We collaborated with the New York City Department of Health and Mental Hygiene to conduct spatial analyses of GPS and accelerometer based measures of physical activity collected as part of the Department’s Physical Activity and Transport (PAT) Study. Week long GPS monitoring and accelerometer data were collected from ~670 volunteers from across New York City. We used the GPS data to develop more specific measures of the neighborhood space that residents actually use and tested whether neighborhood characteristics are associated with physical activity. Our paper on using GPS data to study neighborhood walkability is here and the DOHMH Epi Data Brief for this project is here. We have also studied how urban canyons and tree cover interfere with GPS signals and cause measurement error defining study participant’s mobility patterns.

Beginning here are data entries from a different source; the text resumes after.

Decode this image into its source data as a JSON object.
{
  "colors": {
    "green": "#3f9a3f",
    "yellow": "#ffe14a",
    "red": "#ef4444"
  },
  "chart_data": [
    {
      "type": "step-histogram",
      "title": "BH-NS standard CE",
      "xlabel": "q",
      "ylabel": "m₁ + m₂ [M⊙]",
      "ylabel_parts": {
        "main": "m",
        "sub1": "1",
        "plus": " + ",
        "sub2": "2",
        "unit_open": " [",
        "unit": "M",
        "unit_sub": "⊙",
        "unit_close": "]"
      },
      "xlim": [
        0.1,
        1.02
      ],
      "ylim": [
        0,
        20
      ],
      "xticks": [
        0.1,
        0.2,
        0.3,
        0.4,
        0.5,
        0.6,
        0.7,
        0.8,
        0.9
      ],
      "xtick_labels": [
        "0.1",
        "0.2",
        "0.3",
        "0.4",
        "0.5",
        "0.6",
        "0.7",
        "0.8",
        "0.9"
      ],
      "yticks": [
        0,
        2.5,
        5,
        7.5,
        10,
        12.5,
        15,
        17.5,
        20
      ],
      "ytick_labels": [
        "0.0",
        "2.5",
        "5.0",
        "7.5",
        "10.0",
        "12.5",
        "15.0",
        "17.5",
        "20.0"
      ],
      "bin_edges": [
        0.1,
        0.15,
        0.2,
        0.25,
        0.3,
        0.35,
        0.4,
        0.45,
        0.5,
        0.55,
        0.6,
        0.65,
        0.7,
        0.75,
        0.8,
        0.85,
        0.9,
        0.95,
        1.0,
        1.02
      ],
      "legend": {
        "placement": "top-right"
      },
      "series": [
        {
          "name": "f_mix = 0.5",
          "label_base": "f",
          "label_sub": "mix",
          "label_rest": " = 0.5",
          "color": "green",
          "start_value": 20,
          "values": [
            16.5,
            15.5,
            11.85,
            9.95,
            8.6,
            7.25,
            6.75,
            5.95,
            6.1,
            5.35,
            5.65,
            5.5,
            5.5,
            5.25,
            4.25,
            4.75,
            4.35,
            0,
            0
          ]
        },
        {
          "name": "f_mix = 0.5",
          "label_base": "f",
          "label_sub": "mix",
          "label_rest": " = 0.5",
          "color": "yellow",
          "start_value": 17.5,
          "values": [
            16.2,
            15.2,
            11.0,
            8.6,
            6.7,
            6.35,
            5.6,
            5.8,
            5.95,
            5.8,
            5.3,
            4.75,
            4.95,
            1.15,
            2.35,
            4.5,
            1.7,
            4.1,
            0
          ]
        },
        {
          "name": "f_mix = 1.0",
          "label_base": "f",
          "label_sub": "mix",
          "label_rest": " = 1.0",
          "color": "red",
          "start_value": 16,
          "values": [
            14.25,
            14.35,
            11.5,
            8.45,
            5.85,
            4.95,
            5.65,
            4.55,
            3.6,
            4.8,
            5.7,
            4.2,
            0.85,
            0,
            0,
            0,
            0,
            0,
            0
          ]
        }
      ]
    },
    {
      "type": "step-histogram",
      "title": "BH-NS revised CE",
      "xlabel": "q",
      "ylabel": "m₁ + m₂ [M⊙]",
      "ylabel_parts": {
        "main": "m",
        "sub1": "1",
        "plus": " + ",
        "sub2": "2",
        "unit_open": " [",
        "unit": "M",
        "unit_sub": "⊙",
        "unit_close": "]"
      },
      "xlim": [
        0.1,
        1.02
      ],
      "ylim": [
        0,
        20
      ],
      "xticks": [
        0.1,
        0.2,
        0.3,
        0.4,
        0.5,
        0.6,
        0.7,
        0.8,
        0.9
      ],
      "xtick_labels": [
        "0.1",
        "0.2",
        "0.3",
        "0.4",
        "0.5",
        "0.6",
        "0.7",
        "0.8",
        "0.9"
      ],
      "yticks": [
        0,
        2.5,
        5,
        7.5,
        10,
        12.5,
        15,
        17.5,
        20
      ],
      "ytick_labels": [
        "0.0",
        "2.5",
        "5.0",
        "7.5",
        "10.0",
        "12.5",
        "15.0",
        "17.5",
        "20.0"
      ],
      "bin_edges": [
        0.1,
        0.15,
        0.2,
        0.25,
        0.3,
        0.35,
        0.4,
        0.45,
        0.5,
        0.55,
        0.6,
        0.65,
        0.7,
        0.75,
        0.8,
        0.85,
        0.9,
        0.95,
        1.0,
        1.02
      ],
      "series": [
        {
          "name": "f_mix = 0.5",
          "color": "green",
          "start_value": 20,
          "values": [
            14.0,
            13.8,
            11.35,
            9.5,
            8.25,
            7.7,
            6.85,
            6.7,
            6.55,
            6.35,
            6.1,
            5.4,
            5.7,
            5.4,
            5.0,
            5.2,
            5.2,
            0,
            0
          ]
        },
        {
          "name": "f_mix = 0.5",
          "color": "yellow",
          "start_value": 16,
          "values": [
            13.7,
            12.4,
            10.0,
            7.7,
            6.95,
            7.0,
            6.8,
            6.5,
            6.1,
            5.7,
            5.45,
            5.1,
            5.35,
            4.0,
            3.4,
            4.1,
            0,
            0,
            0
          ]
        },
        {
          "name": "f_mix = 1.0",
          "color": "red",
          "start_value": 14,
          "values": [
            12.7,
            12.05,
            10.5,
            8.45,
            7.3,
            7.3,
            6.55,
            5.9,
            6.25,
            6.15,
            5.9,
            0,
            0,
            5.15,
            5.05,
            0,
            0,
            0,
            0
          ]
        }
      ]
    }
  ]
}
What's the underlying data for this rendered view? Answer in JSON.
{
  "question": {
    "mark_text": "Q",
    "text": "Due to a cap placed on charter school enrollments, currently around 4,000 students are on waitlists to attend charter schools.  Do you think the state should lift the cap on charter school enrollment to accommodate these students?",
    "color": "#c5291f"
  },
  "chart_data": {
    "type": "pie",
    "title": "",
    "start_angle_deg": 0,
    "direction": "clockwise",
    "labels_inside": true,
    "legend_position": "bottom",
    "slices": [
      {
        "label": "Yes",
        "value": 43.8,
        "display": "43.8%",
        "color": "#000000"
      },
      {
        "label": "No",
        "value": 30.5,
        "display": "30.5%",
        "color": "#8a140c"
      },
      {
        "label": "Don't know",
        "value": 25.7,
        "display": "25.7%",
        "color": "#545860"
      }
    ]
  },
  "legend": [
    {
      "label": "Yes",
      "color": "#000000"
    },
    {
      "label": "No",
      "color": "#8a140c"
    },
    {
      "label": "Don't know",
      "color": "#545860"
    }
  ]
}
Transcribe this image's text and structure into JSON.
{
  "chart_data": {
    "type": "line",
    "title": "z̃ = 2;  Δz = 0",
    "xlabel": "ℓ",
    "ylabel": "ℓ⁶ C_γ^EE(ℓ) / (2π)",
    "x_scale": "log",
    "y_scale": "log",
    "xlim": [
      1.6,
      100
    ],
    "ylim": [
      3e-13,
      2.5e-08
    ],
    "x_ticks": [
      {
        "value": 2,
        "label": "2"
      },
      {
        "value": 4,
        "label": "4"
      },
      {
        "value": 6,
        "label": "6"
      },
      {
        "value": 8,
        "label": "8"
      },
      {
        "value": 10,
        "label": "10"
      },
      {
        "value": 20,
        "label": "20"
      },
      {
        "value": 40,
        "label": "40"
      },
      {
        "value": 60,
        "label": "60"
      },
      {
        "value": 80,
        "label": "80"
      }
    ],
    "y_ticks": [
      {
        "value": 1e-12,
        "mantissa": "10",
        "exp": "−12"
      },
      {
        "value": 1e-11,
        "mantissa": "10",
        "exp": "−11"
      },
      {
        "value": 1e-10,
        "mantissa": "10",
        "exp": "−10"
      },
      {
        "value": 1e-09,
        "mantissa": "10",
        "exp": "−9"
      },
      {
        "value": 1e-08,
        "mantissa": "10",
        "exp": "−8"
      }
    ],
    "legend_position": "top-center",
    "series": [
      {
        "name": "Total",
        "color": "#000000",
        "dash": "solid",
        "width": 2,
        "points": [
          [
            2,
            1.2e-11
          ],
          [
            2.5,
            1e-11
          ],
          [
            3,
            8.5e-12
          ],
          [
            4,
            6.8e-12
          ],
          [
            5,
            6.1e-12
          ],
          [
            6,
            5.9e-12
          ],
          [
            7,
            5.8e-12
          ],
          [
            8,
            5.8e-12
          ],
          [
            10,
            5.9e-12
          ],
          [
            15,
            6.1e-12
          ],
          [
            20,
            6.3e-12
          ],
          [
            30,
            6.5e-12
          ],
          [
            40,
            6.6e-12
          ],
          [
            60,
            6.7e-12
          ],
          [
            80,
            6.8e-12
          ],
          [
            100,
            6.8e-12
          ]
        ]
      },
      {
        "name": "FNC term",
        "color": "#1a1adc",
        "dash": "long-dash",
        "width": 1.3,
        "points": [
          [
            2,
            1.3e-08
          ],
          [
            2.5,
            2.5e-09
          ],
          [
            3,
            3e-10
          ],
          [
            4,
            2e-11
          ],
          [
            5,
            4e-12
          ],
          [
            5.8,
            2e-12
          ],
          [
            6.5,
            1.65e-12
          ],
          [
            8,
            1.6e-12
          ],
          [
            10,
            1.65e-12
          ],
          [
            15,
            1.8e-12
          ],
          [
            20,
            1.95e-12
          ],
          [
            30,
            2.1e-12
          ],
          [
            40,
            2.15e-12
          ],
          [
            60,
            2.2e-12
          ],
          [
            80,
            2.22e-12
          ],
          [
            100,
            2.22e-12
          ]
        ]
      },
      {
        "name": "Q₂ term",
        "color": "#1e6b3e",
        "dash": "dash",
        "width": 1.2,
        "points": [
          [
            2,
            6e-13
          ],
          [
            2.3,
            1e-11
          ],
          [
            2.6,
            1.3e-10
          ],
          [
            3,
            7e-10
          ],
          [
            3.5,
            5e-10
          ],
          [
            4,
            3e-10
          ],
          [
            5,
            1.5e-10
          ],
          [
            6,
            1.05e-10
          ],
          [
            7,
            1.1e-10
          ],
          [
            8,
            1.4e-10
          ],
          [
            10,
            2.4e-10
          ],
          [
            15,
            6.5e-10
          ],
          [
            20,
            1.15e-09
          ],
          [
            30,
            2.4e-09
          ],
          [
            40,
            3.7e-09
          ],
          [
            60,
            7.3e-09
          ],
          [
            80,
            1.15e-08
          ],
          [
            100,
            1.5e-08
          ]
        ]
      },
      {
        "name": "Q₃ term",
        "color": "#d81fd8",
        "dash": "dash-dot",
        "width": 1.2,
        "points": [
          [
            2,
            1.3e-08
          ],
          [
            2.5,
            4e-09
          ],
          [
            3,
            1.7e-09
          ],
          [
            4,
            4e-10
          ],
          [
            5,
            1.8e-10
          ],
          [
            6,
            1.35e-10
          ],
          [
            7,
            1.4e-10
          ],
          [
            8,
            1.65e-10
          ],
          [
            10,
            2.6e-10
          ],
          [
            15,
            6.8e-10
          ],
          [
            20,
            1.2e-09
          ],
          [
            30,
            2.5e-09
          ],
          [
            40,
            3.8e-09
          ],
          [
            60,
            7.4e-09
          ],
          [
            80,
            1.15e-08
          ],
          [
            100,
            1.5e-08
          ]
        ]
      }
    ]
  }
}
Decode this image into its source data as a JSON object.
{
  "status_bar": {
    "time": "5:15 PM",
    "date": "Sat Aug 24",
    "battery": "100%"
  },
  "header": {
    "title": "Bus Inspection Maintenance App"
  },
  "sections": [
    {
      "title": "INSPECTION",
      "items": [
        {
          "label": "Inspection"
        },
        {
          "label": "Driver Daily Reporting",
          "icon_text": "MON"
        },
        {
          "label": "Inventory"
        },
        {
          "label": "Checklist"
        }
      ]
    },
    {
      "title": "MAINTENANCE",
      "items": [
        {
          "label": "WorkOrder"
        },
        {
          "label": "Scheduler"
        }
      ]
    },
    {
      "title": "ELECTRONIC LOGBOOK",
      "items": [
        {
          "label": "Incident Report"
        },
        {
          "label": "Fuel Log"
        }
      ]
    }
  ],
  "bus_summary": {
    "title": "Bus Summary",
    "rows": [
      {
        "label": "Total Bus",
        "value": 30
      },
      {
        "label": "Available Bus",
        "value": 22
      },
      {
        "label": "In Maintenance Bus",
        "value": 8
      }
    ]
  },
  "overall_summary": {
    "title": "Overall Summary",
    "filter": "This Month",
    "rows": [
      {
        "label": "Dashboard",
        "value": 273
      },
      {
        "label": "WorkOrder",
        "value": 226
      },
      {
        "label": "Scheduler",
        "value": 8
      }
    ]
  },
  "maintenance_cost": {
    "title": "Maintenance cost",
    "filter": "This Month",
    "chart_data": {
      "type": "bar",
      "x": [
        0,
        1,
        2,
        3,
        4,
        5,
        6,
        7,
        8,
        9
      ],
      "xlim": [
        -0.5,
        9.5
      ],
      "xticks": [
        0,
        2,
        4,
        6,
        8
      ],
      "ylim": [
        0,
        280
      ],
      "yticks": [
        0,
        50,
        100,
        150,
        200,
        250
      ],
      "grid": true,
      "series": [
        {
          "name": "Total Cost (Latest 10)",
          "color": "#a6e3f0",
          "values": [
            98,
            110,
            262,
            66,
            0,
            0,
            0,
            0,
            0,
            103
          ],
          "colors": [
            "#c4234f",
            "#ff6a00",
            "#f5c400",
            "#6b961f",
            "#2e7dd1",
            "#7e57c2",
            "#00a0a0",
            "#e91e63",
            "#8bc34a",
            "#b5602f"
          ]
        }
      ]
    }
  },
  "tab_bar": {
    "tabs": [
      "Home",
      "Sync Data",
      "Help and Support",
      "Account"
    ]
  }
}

It is typical for neighborhood health studies to define study subject’s residential neighborhood as a 1 Km radius circle around the home (1 Km radial buffer) or the space accessible within 1 Km distance from the home in all directions along the street network (1 Km street network buffer). We used the GPS data to test how well these neighborhood definitions align with the extent of neighborhood space actually accessed by the study subjects.
The figure below shows GPS data collected from within 1 Km of a home (1 Km radial buffer), with each day worth of GPS colored coded and the 1 Km street network buffer shown in blue.
Figure 1. Example of GPS readings with the residential neighborhoodWe used GIS tools to define the minimal polygon that contains the GPS points falling within the 1 Km radial buffer (blue area in Figure 1) and compared the neighborhood areas that fall within this polygon to the areas with 1 Km of the home that do not fall within the polygon. We found that on average residents of New York City utilize significantly less neighborhood space than would be assumed using a 1 Km radial buffer to define a neighborhood. The GPS data showed that residents preferentially use areas of their neighborhood that are more walkable. We also found that intersection density is one of the key predictors of how much area within a neighborhood is used by its residents.